Após ver o semblante do irmão, lembrando dos tempos de criança em que Alejo nunca desrespeitava nenhuma ordem e gostava de dar longos sermões para os irmãos (embora acabasse ficando de castigo com todos os outros), Gonzáles diz:

Espere e veja, Alejo... eu falei que podíamos confiar no nosso irmãaaaaaaaaaaao!!!

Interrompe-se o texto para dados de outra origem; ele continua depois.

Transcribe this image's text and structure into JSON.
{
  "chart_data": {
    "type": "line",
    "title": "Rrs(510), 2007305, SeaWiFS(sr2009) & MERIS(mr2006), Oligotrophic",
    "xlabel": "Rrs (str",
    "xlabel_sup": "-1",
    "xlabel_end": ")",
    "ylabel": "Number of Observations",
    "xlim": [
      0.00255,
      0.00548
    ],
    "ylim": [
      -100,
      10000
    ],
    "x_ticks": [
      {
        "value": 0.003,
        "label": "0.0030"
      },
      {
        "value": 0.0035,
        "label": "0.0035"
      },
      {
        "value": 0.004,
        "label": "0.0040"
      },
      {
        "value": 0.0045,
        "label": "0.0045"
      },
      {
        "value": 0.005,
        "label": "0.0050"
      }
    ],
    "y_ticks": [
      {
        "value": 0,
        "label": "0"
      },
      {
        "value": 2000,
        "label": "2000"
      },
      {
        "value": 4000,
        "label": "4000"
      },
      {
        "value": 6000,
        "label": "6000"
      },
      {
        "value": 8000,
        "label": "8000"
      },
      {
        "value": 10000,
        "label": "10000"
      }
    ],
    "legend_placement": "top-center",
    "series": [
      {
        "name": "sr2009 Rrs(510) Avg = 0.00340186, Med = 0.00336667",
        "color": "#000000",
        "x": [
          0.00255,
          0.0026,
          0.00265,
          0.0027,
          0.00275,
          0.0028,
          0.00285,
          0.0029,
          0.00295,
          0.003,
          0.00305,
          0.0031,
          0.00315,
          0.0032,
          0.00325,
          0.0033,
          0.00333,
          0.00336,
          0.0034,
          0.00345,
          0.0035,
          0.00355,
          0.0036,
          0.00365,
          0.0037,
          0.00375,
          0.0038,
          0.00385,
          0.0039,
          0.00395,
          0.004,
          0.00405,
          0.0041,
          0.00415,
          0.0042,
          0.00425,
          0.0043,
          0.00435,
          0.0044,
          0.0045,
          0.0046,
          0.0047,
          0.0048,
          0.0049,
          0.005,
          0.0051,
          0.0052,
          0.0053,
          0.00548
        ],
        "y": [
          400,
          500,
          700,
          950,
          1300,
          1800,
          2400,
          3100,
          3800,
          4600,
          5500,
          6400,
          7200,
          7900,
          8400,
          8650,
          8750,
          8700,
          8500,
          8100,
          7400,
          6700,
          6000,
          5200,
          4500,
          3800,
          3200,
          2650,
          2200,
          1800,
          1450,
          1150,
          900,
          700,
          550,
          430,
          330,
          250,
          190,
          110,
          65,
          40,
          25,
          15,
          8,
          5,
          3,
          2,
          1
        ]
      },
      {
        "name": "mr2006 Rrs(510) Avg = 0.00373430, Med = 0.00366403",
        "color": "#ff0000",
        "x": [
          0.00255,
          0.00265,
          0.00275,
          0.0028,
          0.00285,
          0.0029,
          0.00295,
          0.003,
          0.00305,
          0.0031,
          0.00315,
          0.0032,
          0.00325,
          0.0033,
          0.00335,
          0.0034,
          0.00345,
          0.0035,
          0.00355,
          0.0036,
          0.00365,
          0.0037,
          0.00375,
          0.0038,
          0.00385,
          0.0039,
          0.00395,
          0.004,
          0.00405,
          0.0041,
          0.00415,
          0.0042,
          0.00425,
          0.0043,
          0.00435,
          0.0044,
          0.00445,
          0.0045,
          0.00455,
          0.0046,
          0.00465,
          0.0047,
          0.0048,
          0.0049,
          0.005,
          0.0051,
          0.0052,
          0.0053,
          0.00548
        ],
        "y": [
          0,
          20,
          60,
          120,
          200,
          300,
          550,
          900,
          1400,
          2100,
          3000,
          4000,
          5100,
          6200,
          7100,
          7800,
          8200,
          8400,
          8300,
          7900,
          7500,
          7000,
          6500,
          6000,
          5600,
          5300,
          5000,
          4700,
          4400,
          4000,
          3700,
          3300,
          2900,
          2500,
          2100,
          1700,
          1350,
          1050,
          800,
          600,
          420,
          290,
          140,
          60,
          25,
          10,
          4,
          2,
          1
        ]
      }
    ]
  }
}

E interrompido pelo barulho surdo, corre para apertar o mecanismo que abre a porta.


----------



## Duorin III (Dec 1, 2009)

EDITADO
Já saquei... Gonzáles berrou indo apertar o botão para abrir a porta...


----------



## Heavyneto (Dec 1, 2009)

Grunthar, perplexo, não pensa muito, e enquanto seus irmãos falam, vai se dirigindo para o armário, que ele abre.
Caso seja possível e ninguém esteja no caminho, ele pega seu machado enorme e se prepara para abrir uma porta à moda barbárica no alçapão...
 (OFF: isso se ninguém tiver feito nada antes)
 (OFF2: se ninguém se manifestar contra a idéia, porrada no chão do armário)


----------



## Alejo (Dec 1, 2009)

Depois de ter aberto o armário para seu irmão bárbaro agir Alejo diz, com clara urgência em sua voz:

"Quebre logo esse fundo, Grunthar!" 

E se vira para os outros irmãos: 

"Alguém tem uma corda? Gonzáles, talvez? Vou me amarrar pela cintura, e peço que vocês me desçam até Mourn, para que eu o cure no caso dele estar gravemente ferido!"


----------



## jsasaki (Dec 1, 2009)

"ãh...Mourn não é melhor você ficar com minha moeda iluminada dentro do armário não? Elfos enxergam bem com pouca luz, mas não enxergam nada sem luz!"


----------



## Duorin III (Dec 1, 2009)

Jorge
Mas hein?? Acho que sua ação tá um pouco atrasada não???


----------



## Heavyneto (Dec 1, 2009)

Rola o d20 aí tirola, se precisar, pra ver se o Grunthar consegue quebrar o fundo do armário...


----------



## Duorin III (Dec 2, 2009)

Com estrondosas machadadas, Grunthar começa a "cavar" um buraco no chão do armário. As batidas retumbam no quarto, dada a falta de móveis, ecoando nas redondezas, apesar do barulho da chuva.

Após uns 2 minutos de machadas, Grunthar arrebenta o fundo do armário, revelando um buraco que some na escuridão...

*((FECHADO PARA POSTS))*


----------



## jsasaki (Dec 2, 2009)

(off: Malz ai, eu não vi que já tinha pulado de pagina...)


----------



## Duorin III (Dec 2, 2009)

*Mourn e o alçapão*

Vcs escutam vindo do buraco:
"Eu estou bem!" - Gritou Mourn.

*((ABERTO PARA POSTS))*


----------



## Mourn (Dec 2, 2009)

Porque vocês simplesmente não abriram o alçapão novamente? - diz moun ironicamente, lembrando da infância. 
Quando o halfing furtava doces no pote da dona Lutipa, Grunthar sempre quebrava o armário, Alejo pedia autorização para comer, e ele prório ficava no quintal, brincando com sapos. - mas obrigado pela preocupação. - Sorriu sozinho.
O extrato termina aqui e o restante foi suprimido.